EMBARANMEDIA.COM, FAKFAK – Dalam rangka menjaga keberlanjutan pembangunan daerah sekaligus meningkatkan kualitas pelayanan kepada masyarakat, Pemerintah Daerah Kabupaten Fakfak melalui Dinas Perkebunan melakukan penyesuaian tarif retribusi di sektor perkebunan, khususnya pada komoditas pala kulit.
Penyesuaian ini hanya berlaku pada pala kulit dengan kenaikan sebesar Rp100 per kilogram, dari sebelumnya Rp200 menjadi Rp300 per kilogram. Plt. Kepala Dinas Perkebunan Fakfak, Widhi Asmorojati, ST, MT, menjelaskan bahwa kebijakan ini merujuk pada Peraturan Daerah Kabupaten Fakfak Nomor 8 Tahun 2023 tentang Pajak Daerah dan Retribusi Daerah.

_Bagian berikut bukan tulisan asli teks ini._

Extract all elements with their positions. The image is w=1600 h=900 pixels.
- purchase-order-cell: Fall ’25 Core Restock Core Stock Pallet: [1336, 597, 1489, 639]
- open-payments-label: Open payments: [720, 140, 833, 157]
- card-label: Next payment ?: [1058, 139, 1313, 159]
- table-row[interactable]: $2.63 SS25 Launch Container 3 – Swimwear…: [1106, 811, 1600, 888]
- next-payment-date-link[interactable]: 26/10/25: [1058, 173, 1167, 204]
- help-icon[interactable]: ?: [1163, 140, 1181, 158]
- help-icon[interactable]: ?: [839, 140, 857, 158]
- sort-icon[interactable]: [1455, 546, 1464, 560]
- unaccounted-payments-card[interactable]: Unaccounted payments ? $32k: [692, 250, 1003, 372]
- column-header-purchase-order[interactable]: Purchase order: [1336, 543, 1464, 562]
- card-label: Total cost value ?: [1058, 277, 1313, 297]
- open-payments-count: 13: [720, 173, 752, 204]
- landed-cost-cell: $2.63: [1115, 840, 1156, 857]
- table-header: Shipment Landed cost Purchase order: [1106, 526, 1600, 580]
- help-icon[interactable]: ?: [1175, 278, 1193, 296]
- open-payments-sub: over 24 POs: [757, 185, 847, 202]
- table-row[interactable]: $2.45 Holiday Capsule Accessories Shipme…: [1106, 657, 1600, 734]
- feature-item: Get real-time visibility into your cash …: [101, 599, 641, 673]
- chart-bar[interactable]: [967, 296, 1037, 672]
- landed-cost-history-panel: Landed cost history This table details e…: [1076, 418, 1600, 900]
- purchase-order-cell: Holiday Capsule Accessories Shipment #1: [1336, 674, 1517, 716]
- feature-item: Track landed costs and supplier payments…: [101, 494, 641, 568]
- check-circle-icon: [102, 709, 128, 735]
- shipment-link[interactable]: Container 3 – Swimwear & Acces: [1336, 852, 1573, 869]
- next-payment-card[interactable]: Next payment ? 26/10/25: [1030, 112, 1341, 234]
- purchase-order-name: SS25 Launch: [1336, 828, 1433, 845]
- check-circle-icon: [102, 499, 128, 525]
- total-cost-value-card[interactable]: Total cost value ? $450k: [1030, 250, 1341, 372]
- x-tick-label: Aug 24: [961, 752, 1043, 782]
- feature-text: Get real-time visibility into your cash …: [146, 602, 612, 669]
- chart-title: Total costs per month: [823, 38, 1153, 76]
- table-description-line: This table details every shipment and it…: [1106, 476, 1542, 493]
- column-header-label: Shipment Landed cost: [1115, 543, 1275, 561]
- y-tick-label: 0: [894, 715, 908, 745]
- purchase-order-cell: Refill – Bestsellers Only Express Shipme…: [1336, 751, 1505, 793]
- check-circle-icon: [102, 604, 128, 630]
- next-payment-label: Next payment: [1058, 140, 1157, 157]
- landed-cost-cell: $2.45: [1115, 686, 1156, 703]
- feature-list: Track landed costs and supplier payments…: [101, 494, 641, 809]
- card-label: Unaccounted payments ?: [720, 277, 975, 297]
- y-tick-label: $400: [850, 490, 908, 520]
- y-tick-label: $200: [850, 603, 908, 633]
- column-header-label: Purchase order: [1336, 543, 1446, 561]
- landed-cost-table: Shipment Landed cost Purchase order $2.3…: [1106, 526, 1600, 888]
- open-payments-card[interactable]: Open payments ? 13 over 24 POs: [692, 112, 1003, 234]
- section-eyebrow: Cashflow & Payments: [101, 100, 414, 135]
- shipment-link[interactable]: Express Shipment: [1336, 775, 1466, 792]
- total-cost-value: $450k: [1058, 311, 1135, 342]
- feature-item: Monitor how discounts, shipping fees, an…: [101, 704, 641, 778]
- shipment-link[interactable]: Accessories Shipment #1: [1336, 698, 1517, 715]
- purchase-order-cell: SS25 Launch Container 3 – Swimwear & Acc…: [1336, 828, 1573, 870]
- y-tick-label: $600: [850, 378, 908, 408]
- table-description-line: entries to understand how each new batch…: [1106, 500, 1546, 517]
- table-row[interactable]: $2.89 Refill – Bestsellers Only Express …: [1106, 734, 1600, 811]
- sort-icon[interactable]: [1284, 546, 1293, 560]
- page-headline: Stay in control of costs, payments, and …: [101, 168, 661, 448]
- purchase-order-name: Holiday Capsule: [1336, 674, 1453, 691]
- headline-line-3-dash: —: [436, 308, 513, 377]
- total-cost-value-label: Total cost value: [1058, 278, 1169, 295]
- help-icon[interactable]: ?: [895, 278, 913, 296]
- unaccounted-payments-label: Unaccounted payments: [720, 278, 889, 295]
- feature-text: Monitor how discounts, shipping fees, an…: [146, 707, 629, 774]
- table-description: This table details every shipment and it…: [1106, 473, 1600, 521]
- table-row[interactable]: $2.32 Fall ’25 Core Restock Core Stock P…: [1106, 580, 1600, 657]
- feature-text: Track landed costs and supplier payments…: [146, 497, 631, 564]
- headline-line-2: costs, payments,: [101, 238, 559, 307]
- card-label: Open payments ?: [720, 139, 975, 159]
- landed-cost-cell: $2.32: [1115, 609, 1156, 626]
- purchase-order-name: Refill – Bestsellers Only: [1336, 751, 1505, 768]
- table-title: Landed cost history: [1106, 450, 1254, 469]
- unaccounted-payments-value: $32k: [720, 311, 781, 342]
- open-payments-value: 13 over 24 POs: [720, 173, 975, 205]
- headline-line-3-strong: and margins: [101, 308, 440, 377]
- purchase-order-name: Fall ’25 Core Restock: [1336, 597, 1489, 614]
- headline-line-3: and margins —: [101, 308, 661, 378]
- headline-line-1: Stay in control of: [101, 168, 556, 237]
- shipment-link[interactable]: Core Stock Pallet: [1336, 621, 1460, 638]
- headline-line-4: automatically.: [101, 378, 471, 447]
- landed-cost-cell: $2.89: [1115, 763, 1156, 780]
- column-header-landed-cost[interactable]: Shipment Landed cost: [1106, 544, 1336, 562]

Menurutnya, kebijakan ini bukan sekadar soal kenaikan tarif, melainkan bentuk upaya agar retribusi ditetapkan secara adil, proporsional, dan dapat diterima semua pihak. “Jika terlalu rendah, penerimaan daerah tidak mencukupi untuk mendanai pelayanan, pengawasan, hingga peningkatan mutu pala. Namun jika terlalu tinggi, justru akan membebani petani dan pelaku usaha,” tegasnya.
Tarif Rp300/kg dipilih secara kompromistis dengan pertimbangan ekonomi dan sosial. Nilai tersebut diambil dari rata-rata tarif yang berlaku sebelumnya, yakni:
- Pala kulit tuli: Rp200/kg
- Pala kulit campur: Rp300/kg
- Pala kulit goyang: Rp350/kg
Dari perhitungan median Rp283,33 kemudian dibulatkan menjadi Rp300/kg. Tarif ini dinilai representatif dan tetap terjangkau bagi petani maupun pelaku usaha.
Selain itu, harga pasar pala kulit yang berkisar Rp41.000–Rp68.000/kg (rata-rata Rp54.500/kg) turut menjadi acuan. Dengan retribusi Rp300/kg, kontribusi yang ditarik hanya sekitar 0,55% dari harga jual rata-rata, jauh di bawah ketentuan umum retribusi yang bisa mencapai 1–2%. Artinya, kebijakan ini masih dalam batas wajar dan tidak membebani.
Lebih jauh, penyesuaian tarif ini juga merupakan bagian dari komitmen Pemda Fakfak untuk menjadikan pala sebagai komoditas unggulan yang bermutu, berdaya saing, dan memberi manfaat besar bagi masyarakat. Dana dari retribusi tersebut akan diarahkan untuk:
- peningkatan mutu dan kualitas pala,
- penguatan akses pasar,
- penyediaan fasilitas dan infrastruktur penunjang,
- serta perlindungan bagi petani dan pelaku usaha.
Meski demikian, Widhi menekankan bahwa efektivitas manfaat dari retribusi ini tetap bergantung pada kemampuan daerah dalam mengelola Pendapatan Asli Daerah (PAD) secara adil, khususnya untuk sektor perkebunan pala.
“Dengan kontribusi kecil yang diberikan, kita berharap dapat membangun fondasi besar bagi masa depan Pala Fakfak yang lebih unggul, berkelanjutan, dan menyejahterakan masyarakat,” pungkasnya.